Trademark owners who are well-educated on the subject are aware of the measures that must be taken to prevent genericide. When a new product is brought into the market, it is essential to introduce a brand name and a generic name to go along with it so that the consuming public does not have to use the brand name to identify competing products and services. Examples of this are “Palm Pilot - connected organisers”, “Walkman - personal stereos”, and “Books2Go - library services.”
“Escalator” might still have been a trademark if its owners promoted the product as a “moving stairway”, apart from the Trademark itself. Owners of trademarks must make it a rule not to use them as nouns or verbs but as adjectives. While doing so, an important nuance is always to capitalise the mark used.
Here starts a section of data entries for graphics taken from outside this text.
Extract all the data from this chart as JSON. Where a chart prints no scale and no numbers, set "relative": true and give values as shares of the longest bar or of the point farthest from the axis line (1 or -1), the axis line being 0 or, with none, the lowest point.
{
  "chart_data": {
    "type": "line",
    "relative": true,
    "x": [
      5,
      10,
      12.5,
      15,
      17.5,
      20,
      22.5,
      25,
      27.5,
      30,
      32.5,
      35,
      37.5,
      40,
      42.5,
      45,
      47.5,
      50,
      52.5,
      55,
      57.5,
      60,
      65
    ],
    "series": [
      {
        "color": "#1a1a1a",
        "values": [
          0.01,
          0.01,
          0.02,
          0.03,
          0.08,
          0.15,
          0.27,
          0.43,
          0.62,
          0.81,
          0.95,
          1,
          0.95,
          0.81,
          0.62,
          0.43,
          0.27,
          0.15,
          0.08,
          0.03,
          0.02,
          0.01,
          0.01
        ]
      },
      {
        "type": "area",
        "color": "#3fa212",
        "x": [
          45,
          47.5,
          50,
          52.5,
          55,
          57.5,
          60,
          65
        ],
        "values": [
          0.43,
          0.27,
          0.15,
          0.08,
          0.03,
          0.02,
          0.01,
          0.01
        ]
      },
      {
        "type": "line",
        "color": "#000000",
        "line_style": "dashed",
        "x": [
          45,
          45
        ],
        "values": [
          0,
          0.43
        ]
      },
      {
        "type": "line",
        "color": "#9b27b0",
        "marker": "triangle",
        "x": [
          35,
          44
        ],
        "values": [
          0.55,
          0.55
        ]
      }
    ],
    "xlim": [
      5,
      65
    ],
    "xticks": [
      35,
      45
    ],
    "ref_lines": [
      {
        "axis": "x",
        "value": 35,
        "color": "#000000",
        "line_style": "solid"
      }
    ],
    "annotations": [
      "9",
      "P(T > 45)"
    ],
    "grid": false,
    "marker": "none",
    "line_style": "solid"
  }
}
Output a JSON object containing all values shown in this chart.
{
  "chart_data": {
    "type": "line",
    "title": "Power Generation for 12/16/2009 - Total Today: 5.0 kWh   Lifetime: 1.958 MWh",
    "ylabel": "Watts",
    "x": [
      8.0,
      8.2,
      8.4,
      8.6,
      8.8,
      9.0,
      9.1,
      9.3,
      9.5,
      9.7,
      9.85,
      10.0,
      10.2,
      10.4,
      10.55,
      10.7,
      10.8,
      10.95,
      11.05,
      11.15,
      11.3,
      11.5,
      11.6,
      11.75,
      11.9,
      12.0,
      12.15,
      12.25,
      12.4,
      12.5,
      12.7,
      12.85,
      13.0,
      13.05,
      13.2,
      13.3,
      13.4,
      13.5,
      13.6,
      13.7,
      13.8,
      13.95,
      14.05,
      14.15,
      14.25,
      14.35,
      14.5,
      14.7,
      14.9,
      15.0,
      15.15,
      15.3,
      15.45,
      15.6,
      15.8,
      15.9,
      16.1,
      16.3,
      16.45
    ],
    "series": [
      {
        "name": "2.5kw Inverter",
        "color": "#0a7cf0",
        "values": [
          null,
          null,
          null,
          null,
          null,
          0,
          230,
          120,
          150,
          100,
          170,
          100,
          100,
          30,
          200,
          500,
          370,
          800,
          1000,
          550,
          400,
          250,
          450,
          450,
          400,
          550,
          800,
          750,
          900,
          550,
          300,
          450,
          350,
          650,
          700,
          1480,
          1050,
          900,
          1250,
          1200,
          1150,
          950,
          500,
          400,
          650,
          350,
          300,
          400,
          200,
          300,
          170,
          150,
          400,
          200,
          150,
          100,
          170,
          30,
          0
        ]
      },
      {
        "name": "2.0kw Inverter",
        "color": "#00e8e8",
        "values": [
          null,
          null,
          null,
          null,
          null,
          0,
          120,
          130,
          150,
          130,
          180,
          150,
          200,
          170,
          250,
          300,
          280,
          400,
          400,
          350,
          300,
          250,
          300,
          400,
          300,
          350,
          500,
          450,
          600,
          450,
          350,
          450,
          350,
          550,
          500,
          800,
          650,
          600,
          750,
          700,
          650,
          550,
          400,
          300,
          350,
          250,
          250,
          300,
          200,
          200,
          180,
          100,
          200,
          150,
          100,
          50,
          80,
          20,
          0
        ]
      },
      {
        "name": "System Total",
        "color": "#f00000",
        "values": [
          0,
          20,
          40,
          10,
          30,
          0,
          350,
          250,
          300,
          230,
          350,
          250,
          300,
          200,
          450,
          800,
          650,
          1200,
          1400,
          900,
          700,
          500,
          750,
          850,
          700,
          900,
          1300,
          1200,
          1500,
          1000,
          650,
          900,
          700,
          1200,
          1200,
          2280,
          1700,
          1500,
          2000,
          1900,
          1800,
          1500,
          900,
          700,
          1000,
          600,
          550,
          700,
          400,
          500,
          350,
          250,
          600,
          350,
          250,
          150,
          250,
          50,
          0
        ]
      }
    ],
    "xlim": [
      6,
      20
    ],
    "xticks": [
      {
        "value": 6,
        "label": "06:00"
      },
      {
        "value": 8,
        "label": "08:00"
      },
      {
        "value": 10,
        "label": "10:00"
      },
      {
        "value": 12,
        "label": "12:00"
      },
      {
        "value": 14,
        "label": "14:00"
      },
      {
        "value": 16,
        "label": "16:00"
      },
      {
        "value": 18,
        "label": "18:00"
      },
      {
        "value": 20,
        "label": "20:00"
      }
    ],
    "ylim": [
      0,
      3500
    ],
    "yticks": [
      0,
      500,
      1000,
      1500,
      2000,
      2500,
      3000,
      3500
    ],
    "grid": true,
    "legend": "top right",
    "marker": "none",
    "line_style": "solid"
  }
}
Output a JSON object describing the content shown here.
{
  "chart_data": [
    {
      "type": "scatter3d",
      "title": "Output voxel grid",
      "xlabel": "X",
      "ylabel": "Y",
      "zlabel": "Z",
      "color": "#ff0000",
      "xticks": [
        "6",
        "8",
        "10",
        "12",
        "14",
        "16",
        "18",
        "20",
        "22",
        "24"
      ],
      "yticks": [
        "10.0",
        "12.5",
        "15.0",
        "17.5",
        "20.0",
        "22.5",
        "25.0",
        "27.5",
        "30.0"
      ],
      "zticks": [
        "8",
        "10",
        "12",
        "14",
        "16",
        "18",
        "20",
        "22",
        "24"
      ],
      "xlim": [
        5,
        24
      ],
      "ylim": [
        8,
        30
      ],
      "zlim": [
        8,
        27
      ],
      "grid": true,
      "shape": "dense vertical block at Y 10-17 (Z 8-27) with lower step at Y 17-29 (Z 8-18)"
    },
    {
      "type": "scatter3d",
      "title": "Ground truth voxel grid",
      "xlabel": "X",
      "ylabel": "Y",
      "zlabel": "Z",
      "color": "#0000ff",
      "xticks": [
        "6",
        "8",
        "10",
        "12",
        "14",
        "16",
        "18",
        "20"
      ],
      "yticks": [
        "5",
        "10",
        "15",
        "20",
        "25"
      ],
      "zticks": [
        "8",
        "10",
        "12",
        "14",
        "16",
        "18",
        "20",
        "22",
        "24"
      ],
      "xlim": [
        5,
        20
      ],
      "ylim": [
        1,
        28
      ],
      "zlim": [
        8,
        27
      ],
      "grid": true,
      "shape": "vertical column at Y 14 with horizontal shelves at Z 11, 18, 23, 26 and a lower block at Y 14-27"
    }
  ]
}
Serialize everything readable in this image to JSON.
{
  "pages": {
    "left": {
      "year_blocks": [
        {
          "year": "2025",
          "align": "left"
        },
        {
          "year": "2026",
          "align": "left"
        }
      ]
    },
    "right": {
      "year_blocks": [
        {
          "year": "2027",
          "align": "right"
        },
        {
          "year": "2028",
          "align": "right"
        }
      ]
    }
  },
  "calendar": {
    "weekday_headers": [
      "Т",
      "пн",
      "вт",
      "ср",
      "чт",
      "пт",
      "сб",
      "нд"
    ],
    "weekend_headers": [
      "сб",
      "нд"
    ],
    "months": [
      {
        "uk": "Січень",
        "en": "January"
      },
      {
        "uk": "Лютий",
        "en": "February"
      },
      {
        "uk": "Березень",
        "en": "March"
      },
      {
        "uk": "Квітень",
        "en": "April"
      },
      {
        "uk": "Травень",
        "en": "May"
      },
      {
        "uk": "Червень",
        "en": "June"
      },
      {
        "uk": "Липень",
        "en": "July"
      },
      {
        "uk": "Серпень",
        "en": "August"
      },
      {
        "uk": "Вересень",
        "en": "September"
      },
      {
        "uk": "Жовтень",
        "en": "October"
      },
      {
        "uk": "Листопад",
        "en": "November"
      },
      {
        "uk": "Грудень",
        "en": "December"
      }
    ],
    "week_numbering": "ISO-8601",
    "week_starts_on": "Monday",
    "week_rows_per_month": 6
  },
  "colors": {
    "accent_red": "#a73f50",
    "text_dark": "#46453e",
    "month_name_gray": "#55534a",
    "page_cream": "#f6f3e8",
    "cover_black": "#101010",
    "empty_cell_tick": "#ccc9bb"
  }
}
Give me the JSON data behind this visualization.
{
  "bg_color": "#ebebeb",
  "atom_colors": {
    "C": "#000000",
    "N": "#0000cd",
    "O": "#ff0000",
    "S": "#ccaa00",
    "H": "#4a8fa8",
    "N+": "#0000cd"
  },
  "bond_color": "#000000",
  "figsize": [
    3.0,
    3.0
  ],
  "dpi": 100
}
This will help reduce any genericity associated with it.
However, the above rules are no guarantee that the mark will never enter publici juris. For instance, “Light Beer” and “Lite Beer” were deemed as generic because they both denote a kind of beer that is light in taste and low in alcohol content and calories. This is why trademark owners must have an alternate term that is not too descriptive or so complicated that the public does not accept it.
While they may seem insignificant at first glance, these measures go a long way in safeguarding the rights associated with a trademark. Any threat to a mark can be warded off if a more generic description of the good is popularised. This step is potent because the Indian statute awards a two year grace period after the expiry of a patent before the Trademark becomes cancellable.
This grace period can be used to form a separate trademark from the generic name of the good or service in case this has not been undertaken before the patent’s expiry. For example, Chrysler promoted awareness of its trademark “Jeep” with a very creative advertising campaign - “They invented S.U.V. because they can’t call them “Jeep”.” Here, one understands that S.U.V. is a generic name while “Jeep” is Chrysler’s Trademark. Further measures can be to use capital letters, place the mark in quotes, use various distinct fonts, and use the term “Registered” or the symbols ® or ™.
‘Trademark Policing’ is another practical step in fighting genericide. Alertness and willingness to act against the misuse of trademarks are prerequisites for the proper use of this method. Users of trademarks, including licensees, the media and the consumers, must be educated on appropriate usage. If a mark is being used haphazardly, steps must be employed to restrain that sort of usage.